Even the most rabid seem bummed out heading into the opener against Detroit. They know the team is not going anywhere, and they know that Mr. Blue Sky is playing them for fools again.

In 2007, Smith told them to trust him to put the Bears in the best position to win games. This came after he had sent Ron Rivera packing as defensive coordinator and replaced him with best pal Bob Babich.

Three seasons without a playoff appearance followed.

Is winning a negative?

Now those passionate Bears fans are facing a very real quandary.

Should they root for the team to do well, knowing a good season helps Smith and general manager Jerry Angelo keep their jobs? Or should they go against their nature and root for the team to lose, hoping to rid themselves of ineptness?

These are good people who tend to want to see bad things happen only to Bears’ opponents. But they have walked a path built on bull droppings, and many would vote for a new head coach before they’d vote for boots.

Last season, Chicago had to watch more of Smith’s catatonic sideline act. It was like watching a statue play chess. A 7-9 finish should have cinched his ouster but didn’t. The McCaskey family decided to give him one more chance. And so a city stares, glassy eyed, at the recurring show.

The whole situation is numbing. People want to love Jay Cutler, want to give him their hearts, but there’s something stopping them. Is it his carefree shrug of an attitude? His decision-making? Whatever it is, it’s a trust issue.

Cutler’s statements and body language imply that there are no worries. His preseason performance and his league-leading 26 interceptions last season imply otherwise.

Experts continue to refer to him as a ”franchise quarterback.” If, by that, they mean he’s a quarterback who plays for a franchise, then, yes, he’s certainly one of those. But one of the best at his position?

Not now. Not yet. Not even close.

Smith is acutely concerned with appearances. He scoffed at early suggestions there would be tension between Cutler and new offensive coordinator Mike Martz, both strong personalities. But I’m starting to wonder if some tension might be a good thing for this team. Maybe it would light a fire under Cutler.

People want results

So far, QB and OC are locked in a mutual admiration society. Martz sees things in Cutler that aren’t visible to the naked eye. Cutler likes Martz’s mind. Fine. Great. But whether their relationship stays warm or turns cold, it’s put-up time, fellas.
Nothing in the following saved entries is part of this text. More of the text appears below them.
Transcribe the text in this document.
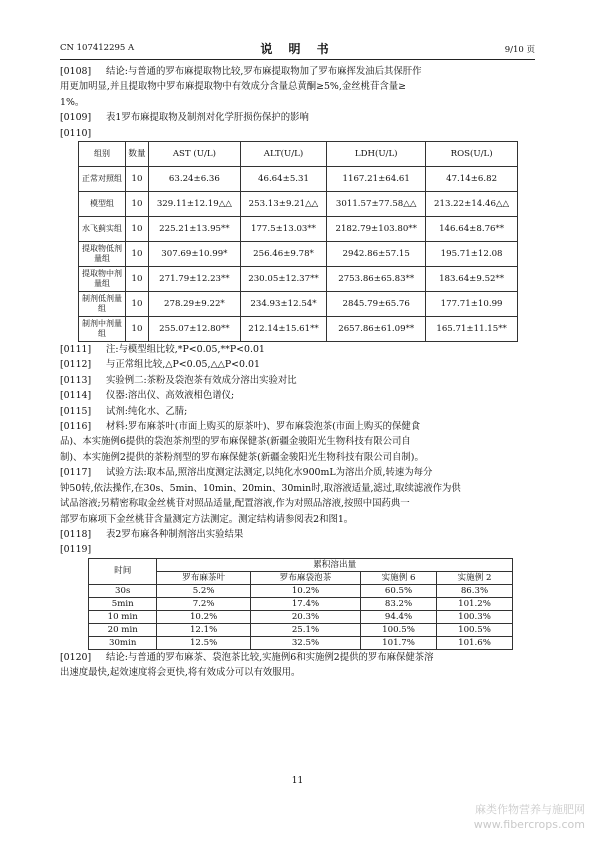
CN 107412295 A	说 明 书	9/10 页

[0108] 结论:与普通的罗布麻提取物比较,罗布麻提取物加了罗布麻挥发油后其保肝作

用更加明显,并且提取物中罗布麻提取物中有效成分含量总黄酮≥5%,金丝桃苷含量≥

1%。

[0109] 表1罗布麻提取物及制剂对化学肝损伤保护的影响

[0110]

组别	数量	AST (U/L)	ALT(U/L)	LDH(U/L)	ROS(U/L)
正常对照组	10	63.24±6.36	46.64±5.31	1167.21±64.61	47.14±6.82
模型组	10	329.11±12.19△△	253.13±9.21△△	3011.57±77.58△△	213.22±14.46△△
水飞蓟实组	10	225.21±13.95**	177.5±13.03**	2182.79±103.80**	146.64±8.76**
提取物低剂量组	10	307.69±10.99*	256.46±9.78*	2942.86±57.15	195.71±12.08
提取物中剂量组	10	271.79±12.23**	230.05±12.37**	2753.86±65.83**	183.64±9.52**
制剂低剂量组	10	278.29±9.22*	234.93±12.54*	2845.79±65.76	177.71±10.99
制剂中剂量组	10	255.07±12.80**	212.14±15.61**	2657.86±61.09**	165.71±11.15**

[0111] 注:与模型组比较,*P<0.05,**P<0.01

[0112] 与正常组比较,△P<0.05,△△P<0.01

[0113] 实验例二:茶粉及袋泡茶有效成分溶出实验对比

[0114] 仪器:溶出仪、高效液相色谱仪;

[0115] 试剂:纯化水、乙腈;

[0116] 材料:罗布麻茶叶(市面上购买的原茶叶)、罗布麻袋泡茶(市面上购买的保健食

品)、本实施例6提供的袋泡茶剂型的罗布麻保健茶(新疆金骏阳光生物科技有限公司自

制)、本实施例2提供的茶粉剂型的罗布麻保健茶(新疆金骏阳光生物科技有限公司自制)。

[0117] 试验方法:取本品,照溶出度测定法测定,以纯化水900mL为溶出介质,转速为每分

钟50转,依法操作,在30s、5min、10min、20min、30min时,取溶液适量,滤过,取续滤液作为供

试品溶液;另精密称取金丝桃苷对照品适量,配置溶液,作为对照品溶液,按照中国药典一

部罗布麻项下金丝桃苷含量测定方法测定。测定结构请参阅表2和图1。

[0118] 表2罗布麻各种制剂溶出实验结果

[0119]

时间	累积溶出量			
	罗布麻茶叶	罗布麻袋泡茶	实施例 6	实施例 2
30s	5.2%	10.2%	60.5%	86.3%
5min	7.2%	17.4%	83.2%	101.2%
10 min	10.2%	20.3%	94.4%	100.3%
20 min	12.1%	25.1%	100.5%	100.5%
30min	12.5%	32.5%	101.7%	101.6%

[0120] 结论:与普通的罗布麻茶、袋泡茶比较,实施例6和实施例2提供的罗布麻保健茶溶

出速度最快,起效速度将会更快,将有效成分可以有效服用。

11
麻类作物营养与施肥网
www.fibercrops.com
Nobody wants glimpses of success out of the quarterback anymore. No one wants hints of potential. The faithful want results in exchange for two No. 1 draft picks and Kyle Orton. Is it asking too much to have a dominating Cutler and a departing head coach at the end of 2010?

It probably is, given the state of the offensive line. Chris Williams is a fright at left tackle. Cutler’s physical well-being is at stake.

As for his mental well-being, he could be a shattered shell of his cocky self by Week 7.

This falls on Angelo, who hasn’t had a good preseason, in the way that the Hindenburg didn’t have a good 1937. He’s the one who drafted Williams in the first round two years ago. He’s the one who saw his two top picks from a year ago get cut. A safety who started 13 games last year for the Bears also got cut. If the current starting safeties were playing well, this wouldn’t be a whole lot. They’re not.


Bears fans have been blessed with an overabundance of raging enthusiasm. But that enthusiasm has met its match.